From ade16d2f9cf161e5fd8333c13c66ec42163bfd88 Mon Sep 17 00:00:00 2001
From: Troy Raen <raen@ipac.caltech.edu>
Date: Thu, 16 May 2024 19:24:10 -0700
Subject: [PATCH 1/2] make ParquetReader.read use read_columns kwarg. add kwarg
 to init.

---
 src/hipscat_import/catalog/file_readers.py | 10 ++++++++--
 1 file changed, 8 insertions(+), 2 deletions(-)

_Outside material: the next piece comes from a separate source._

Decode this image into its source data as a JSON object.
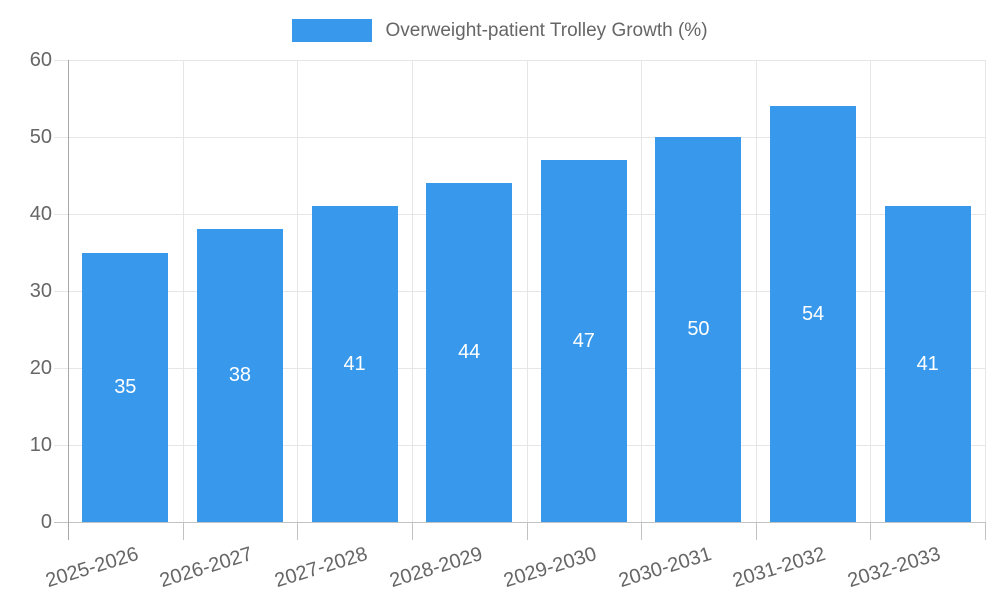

diff --git a/src/hipscat_import/catalog/file_readers.py b/src/hipscat_import/catalog/file_readers.py
index af630e87..5a549737 100644
--- a/src/hipscat_import/catalog/file_readers.py
+++ b/src/hipscat_import/catalog/file_readers.py
@@ -291,18 +291,24 @@ class ParquetReader(InputReader):
         chunksize (int): number of rows of the file to process at once.
             For large files, this can prevent loading the entire file
             into memory at once.
+        column_names (list[str] or None): Names of columns to use from the input dataset.
+            If None, use all columns.
         kwargs: arguments to pass along to pyarrow.parquet.ParquetFile.
             See https://arrow.apache.org/docs/python/generated/pyarrow.parquet.ParquetFile.html
     """
 
-    def __init__(self, chunksize=500_000, **kwargs):
+    def __init__(self, chunksize=500_000, column_names=None, **kwargs):
         self.chunksize = chunksize
+        self.column_names = column_names
         self.kwargs = kwargs
 
     def read(self, input_file, read_columns=None):
         self.regular_file_exists(input_file, **self.kwargs)
+        columns = read_columns or self.column_names
         parquet_file = pq.ParquetFile(input_file, **self.kwargs)
-        for smaller_table in parquet_file.iter_batches(batch_size=self.chunksize, use_pandas_metadata=True):
+        for smaller_table in parquet_file.iter_batches(
+            batch_size=self.chunksize, columns=columns, use_pandas_metadata=True
+        ):
             yield smaller_table.to_pandas()
 
     def provenance_info(self) -> dict:

From d4acbfe98c7d40d6c29bd46ed19254495da1422e Mon Sep 17 00:00:00 2001
From: Troy Raen <raen@ipac.caltech.edu>
Date: Mon, 20 May 2024 12:15:39 -0700
Subject: [PATCH 2/2] add test_parquet_reader_columns

---
 tests/hipscat_import/catalog/test_file_readers.py | 13 +++++++++++++
 1 file changed, 13 insertions(+)

diff --git a/tests/hipscat_import/catalog/test_file_readers.py b/tests/hipscat_import/catalog/test_file_readers.py
index d7fd2a14..c7f76176 100644
--- a/tests/hipscat_import/catalog/test_file_readers.py
+++ b/tests/hipscat_import/catalog/test_file_readers.py
@@ -255,6 +255,19 @@ def test_parquet_reader_provenance_info(tmp_path, basic_catalog_info):
     io.write_provenance_info(catalog_base_dir, basic_catalog_info, provenance_info)
 
 
+def test_parquet_reader_columns(parquet_shards_shard_44_0):
+    """Verify we can read a subset of columns."""
+    column_subset = ["id", "dec"]
+
+    # test column_names class property
+    for frame in ParquetReader(column_names=column_subset).read(parquet_shards_shard_44_0):
+        assert set(frame.columns) == set(column_subset)
+
+    # test read_columns kwarg
+    for frame in ParquetReader().read(parquet_shards_shard_44_0, read_columns=column_subset):
+        assert set(frame.columns) == set(column_subset)
+
+
 def test_read_fits(formats_fits):
     """Success case - fits file that exists being read as fits"""
     total_chunks = 0